If I Were Evil
Chapter Eighteen - Gratitude Meetings and Weaponizing Reflection
Section 19 of 24
CHAPTER EIGHTEEN
Gratitude Meetings and Weaponizing Reflection
IF I WERE evil, my most powerful tool wouldn’t be the pitch.
It wouldn’t be the product.
It would be the meeting.
Because the meeting is where I build ritual.
The meeting is where I make you rebuild yourself—in my image.
After working a 13-hour day in the heat, in the rain, with rolled ankles and empty stomachs, I wouldn’t let you go home.
No, no, no.
I’d sit you down—sweaty, starving, sunburned—and I’d ask you what you’re grateful for.
Not “How are you?”
Not “Are you okay?”
Gratitude.
I'd run what's called a gratitude meeting.
“What did you learn today?”
“What are you thankful for?”
“What could you have done better?”
“What are you excited for tomorrow?”
And you’d sit there—dead-eyed and dehydrated—telling me how blessed you are to be here.
If I were evil, I’d make meetings a twice-a-day tradition.
- Morning?
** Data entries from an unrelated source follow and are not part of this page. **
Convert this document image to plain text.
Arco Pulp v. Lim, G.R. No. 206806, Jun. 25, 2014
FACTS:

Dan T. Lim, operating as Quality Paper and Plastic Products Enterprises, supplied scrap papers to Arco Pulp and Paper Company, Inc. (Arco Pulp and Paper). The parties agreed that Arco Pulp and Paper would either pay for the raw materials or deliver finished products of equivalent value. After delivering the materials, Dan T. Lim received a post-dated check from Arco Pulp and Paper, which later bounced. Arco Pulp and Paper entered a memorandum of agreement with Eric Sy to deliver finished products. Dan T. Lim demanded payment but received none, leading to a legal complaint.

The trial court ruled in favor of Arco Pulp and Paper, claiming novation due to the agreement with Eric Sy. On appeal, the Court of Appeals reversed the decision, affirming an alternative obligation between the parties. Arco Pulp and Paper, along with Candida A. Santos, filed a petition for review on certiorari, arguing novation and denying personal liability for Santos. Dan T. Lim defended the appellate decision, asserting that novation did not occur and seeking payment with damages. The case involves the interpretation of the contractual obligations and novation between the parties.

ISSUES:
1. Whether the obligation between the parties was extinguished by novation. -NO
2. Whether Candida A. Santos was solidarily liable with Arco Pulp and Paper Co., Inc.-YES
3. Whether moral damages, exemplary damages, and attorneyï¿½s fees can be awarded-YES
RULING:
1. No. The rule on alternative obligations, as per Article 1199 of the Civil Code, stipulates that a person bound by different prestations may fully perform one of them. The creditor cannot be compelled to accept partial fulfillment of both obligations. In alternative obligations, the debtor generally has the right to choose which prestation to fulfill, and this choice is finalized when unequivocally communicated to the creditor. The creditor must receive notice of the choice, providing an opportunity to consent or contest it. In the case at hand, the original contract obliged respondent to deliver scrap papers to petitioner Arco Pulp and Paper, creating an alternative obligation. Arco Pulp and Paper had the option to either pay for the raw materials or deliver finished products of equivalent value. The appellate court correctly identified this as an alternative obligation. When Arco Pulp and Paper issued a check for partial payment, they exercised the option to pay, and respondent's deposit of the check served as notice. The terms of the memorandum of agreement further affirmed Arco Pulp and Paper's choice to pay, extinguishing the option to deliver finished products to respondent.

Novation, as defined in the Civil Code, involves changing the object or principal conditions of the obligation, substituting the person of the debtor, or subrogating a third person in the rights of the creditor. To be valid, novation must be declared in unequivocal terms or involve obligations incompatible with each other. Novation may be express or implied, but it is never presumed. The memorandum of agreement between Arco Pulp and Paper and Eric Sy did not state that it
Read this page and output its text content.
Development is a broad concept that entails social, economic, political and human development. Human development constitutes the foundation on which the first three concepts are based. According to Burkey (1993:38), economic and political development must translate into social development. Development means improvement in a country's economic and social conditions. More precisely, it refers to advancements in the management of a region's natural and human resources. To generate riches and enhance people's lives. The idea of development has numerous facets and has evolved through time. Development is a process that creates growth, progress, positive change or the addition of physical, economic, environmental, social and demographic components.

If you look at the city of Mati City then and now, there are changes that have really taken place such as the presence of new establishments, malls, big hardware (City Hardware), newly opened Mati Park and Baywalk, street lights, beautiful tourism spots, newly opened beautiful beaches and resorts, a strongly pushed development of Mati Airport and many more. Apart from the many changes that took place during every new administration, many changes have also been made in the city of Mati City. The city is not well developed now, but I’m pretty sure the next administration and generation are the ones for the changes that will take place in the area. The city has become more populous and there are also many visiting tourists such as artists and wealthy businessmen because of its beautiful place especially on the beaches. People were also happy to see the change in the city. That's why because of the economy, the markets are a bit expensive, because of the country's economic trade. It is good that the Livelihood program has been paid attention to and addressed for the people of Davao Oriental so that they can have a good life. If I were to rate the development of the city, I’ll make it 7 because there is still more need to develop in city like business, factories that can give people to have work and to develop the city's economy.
Let’s start with prayer.
Not mine. Yours.
“Manifestation,” I’d call it.
Bring your own God, and make Him work for me. - Evening? Confession.
Gratitude.
Guilt.
Go around the circle, one by one, and thank the system for breaking you.
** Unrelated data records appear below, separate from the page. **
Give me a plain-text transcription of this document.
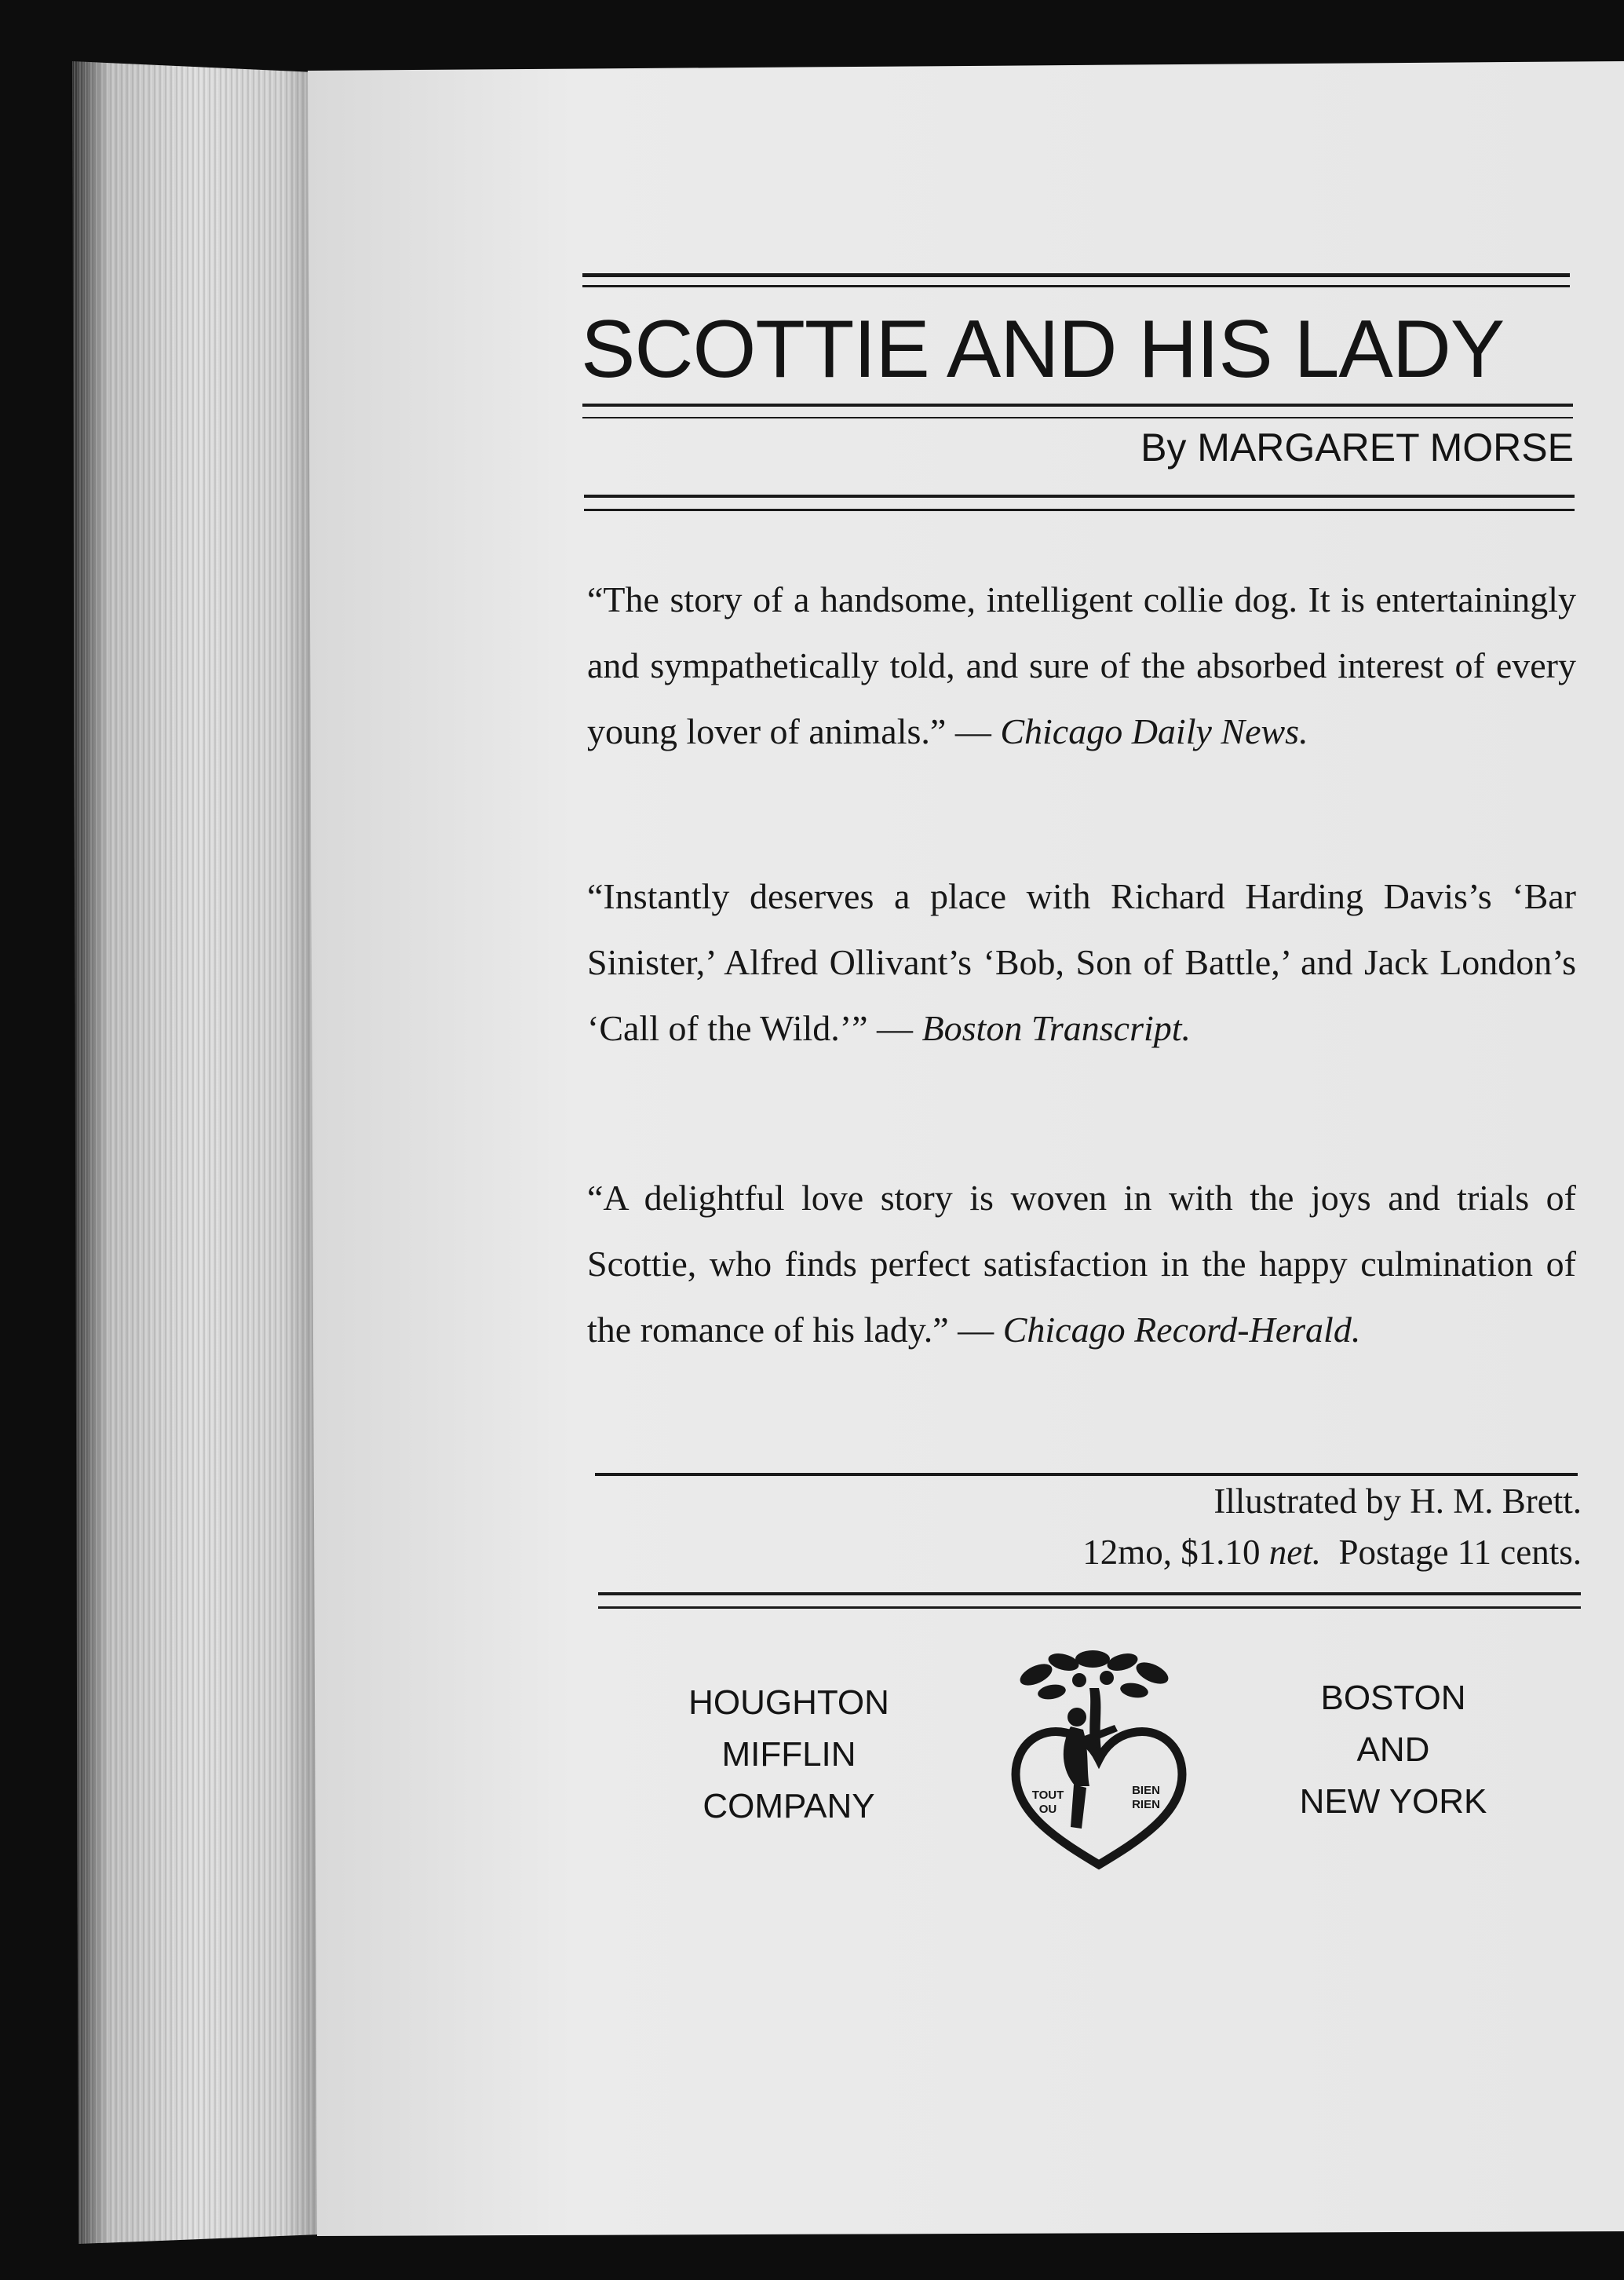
SCOTTIE AND HIS LADY
By MARGARET MORSE
“The story of a handsome, intelligent collie dog. It is entertainingly and sympathetically told, and sure of the absorbed interest of every young lover of animals.” — Chicago Daily News.
“Instantly deserves a place with Richard Harding Davis’s ‘Bar Sinister,’ Alfred Ollivant’s ‘Bob, Son of Battle,’ and Jack London’s ‘Call of the Wild.’” — Boston Transcript.
“A delightful love story is woven in with the joys and trials of Scottie, who finds perfect satisfaction in the happy culmination of the romance of his lady.” — Chicago Record-Herald.
Illustrated by H. M. Brett.
12mo, $1.10 net. Postage 11 cents.
HOUGHTON
MIFFLIN
COMPANY
BOSTON
AND
NEW YORK
TOUT
OU
BIEN
RIEN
If I were evil, I’d spice things up with ritualized shame.
- Announce your numbers out loud.
- Clap for the winners.
- Watch the losers shrink.
I’d embed hierarchy in everything.
And for fun?
Hazing.
Oh, just little games, of course. Brotherhood bonding.
“Loser gets waterboarded with soda.”
“Winner gets a selfie with the manager’s McLaren.”
“Push-ups for whoever forgot their clipboard.”
Torture with a smile.
That’s the game.
Because if I were evil, I’d make your compliance feel like culture.
Your exhaustion feel like community.
Your suffering feel like gratitude.
And you’d thank me for the privilege.